A conversa prosseguiu ainda por algum tempo sem ele se preocupar com a conta do telefone. A despeito dos meus alertas para o fato, parecia determinado a persuadir-me de que há pessoas em seu infausto país a se importarem com os rumos desvirtuados pelos quais está enveredando... E eu deveria continuar a me importar...
Nesta altura, não sei como, veio à baila o nome de Ferreira Gullar, de quem ele é amigo. O fato que narrou eu já havia lido e aplaudido. O extraordinário poeta recusara a indicação para a Academia Brasileira de Letras, mesmo que recebesse muitas cartas de “imortais” pedindo-lhe que aceitasse.

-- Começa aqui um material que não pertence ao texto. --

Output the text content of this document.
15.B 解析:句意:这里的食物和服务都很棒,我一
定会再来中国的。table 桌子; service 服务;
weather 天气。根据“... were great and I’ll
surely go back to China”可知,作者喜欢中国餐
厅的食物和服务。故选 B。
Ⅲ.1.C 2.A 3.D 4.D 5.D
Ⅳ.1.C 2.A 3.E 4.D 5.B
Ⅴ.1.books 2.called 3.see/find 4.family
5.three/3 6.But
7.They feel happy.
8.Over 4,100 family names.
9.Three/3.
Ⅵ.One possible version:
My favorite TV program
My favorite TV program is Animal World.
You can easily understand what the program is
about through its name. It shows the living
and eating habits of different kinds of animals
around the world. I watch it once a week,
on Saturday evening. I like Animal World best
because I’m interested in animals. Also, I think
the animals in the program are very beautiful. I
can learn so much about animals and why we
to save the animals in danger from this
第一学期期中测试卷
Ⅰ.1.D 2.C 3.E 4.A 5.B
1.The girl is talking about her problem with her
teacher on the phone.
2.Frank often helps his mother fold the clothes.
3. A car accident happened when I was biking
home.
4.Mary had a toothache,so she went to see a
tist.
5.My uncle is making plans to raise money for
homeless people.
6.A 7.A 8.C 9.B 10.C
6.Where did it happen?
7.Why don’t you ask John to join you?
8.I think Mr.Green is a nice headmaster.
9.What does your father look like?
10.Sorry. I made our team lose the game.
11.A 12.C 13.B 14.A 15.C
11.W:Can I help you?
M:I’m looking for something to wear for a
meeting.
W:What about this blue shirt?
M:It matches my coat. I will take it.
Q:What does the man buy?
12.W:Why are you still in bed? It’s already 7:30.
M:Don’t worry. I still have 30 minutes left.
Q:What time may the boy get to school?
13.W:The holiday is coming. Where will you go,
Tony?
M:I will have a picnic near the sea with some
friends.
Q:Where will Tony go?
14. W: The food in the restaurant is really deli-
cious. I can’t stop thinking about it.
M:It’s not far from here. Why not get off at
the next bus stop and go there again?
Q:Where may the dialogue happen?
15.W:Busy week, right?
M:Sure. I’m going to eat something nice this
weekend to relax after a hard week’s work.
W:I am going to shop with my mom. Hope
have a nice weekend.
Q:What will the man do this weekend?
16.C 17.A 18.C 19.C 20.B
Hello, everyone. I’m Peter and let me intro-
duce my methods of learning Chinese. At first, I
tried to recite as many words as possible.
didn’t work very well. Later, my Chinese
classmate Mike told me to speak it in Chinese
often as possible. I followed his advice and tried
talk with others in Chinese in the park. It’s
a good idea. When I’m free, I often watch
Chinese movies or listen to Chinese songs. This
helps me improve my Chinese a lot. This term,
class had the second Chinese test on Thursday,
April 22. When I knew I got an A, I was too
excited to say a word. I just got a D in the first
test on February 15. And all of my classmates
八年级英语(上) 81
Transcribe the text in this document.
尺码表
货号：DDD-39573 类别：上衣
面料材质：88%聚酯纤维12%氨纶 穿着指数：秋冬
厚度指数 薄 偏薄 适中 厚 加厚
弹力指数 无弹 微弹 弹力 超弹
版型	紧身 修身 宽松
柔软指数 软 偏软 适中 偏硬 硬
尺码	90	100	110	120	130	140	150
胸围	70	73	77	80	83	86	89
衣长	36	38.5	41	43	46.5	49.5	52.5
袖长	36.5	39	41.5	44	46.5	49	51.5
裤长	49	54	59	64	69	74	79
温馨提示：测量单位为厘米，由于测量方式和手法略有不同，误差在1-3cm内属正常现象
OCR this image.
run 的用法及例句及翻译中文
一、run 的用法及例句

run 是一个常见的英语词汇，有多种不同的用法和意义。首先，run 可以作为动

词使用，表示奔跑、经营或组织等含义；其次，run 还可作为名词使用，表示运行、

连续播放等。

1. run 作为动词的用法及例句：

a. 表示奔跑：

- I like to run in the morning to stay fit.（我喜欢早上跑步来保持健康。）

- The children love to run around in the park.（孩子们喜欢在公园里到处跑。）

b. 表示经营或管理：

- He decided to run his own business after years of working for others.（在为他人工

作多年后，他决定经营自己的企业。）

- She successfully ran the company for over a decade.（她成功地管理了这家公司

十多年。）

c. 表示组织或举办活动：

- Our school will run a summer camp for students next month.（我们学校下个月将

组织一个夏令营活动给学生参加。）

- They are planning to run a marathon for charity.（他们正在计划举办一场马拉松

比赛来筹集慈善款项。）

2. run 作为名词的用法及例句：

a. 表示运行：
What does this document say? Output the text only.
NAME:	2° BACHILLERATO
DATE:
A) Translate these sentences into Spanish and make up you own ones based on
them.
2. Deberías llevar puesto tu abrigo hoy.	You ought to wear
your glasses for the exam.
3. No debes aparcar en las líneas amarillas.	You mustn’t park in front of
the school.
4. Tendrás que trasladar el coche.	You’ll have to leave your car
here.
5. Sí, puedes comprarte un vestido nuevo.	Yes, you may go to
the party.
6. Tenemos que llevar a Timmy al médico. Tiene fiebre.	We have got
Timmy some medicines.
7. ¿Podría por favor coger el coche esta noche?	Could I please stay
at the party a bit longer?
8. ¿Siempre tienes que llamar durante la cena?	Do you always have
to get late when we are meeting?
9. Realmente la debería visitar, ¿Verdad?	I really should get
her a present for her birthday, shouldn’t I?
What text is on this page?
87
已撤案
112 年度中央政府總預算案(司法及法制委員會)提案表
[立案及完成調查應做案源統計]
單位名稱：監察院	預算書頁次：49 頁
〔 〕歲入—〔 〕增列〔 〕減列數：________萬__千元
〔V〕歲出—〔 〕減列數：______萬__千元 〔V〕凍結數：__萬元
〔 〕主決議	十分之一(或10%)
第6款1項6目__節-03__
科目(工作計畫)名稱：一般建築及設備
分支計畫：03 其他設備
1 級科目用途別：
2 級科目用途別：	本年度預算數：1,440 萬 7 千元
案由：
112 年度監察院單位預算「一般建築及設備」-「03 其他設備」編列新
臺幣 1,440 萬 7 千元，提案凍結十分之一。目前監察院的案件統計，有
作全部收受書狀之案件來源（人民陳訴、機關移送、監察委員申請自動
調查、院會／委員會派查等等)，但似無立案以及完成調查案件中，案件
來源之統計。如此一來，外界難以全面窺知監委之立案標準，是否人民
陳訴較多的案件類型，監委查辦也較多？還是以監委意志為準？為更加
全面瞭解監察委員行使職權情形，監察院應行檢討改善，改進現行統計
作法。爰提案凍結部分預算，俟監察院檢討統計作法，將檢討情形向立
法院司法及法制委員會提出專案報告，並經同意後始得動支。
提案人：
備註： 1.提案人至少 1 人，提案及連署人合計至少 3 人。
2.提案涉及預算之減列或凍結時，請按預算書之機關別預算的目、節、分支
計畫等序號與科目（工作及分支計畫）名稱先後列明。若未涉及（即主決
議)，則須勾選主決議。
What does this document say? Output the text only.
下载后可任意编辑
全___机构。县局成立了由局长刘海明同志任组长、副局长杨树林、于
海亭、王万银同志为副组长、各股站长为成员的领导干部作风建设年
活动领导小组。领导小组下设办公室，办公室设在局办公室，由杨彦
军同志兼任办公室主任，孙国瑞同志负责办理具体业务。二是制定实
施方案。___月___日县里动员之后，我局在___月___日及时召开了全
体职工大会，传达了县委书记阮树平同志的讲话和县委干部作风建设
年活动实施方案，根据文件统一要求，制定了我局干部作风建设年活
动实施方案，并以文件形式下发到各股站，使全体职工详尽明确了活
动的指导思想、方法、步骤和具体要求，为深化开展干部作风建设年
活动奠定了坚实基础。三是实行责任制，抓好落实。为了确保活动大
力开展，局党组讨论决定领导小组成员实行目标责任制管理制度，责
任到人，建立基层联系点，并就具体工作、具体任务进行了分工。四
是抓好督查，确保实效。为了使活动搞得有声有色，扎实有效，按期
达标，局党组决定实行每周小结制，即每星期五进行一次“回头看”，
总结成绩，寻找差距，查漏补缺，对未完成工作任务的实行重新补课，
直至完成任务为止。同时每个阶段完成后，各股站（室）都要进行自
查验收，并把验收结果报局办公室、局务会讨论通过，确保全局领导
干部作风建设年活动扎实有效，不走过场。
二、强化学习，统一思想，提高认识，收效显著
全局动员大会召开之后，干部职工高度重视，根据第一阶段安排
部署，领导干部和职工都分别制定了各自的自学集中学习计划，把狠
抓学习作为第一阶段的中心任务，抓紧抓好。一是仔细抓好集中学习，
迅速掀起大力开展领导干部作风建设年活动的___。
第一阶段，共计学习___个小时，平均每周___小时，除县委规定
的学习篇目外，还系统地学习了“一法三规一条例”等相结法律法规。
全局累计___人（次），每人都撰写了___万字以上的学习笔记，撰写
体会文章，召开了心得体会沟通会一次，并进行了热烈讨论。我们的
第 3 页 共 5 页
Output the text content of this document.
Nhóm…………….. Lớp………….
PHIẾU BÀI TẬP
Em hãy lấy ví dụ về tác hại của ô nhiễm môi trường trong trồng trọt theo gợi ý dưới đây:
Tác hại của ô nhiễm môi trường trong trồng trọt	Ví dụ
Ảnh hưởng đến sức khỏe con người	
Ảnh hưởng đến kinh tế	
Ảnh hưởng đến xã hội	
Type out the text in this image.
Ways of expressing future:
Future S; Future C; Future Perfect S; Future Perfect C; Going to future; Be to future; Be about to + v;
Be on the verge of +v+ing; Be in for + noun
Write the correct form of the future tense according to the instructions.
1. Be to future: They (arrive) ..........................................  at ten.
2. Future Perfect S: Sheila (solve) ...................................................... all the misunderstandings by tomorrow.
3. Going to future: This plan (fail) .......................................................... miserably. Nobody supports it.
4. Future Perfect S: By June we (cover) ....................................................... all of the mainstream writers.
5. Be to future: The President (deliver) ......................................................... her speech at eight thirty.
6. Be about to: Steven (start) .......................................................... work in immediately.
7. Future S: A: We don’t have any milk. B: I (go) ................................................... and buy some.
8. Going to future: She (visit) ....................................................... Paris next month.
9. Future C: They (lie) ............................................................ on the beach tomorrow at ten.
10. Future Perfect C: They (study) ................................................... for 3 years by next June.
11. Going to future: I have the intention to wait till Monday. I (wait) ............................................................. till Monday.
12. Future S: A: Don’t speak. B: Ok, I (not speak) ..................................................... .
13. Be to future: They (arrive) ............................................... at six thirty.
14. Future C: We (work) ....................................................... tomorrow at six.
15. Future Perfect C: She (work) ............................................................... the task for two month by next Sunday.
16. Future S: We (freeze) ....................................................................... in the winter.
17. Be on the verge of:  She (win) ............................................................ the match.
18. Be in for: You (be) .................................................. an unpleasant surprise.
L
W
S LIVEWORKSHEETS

Quando finalmente nos despedimos, apesar da satisfação de ter conversado com ele, pois há anos não nos falávamos, uma onda de tristeza abateu-se sobre mim. Entre uma baforada e outra do charuto percebi o quanto esse “paíf”, aos poucos, tal como a fumaça, vai-se diluindo no meio dos arquivos das minhas reminiscências; sobretudo por entre as frestas dos meus interesses...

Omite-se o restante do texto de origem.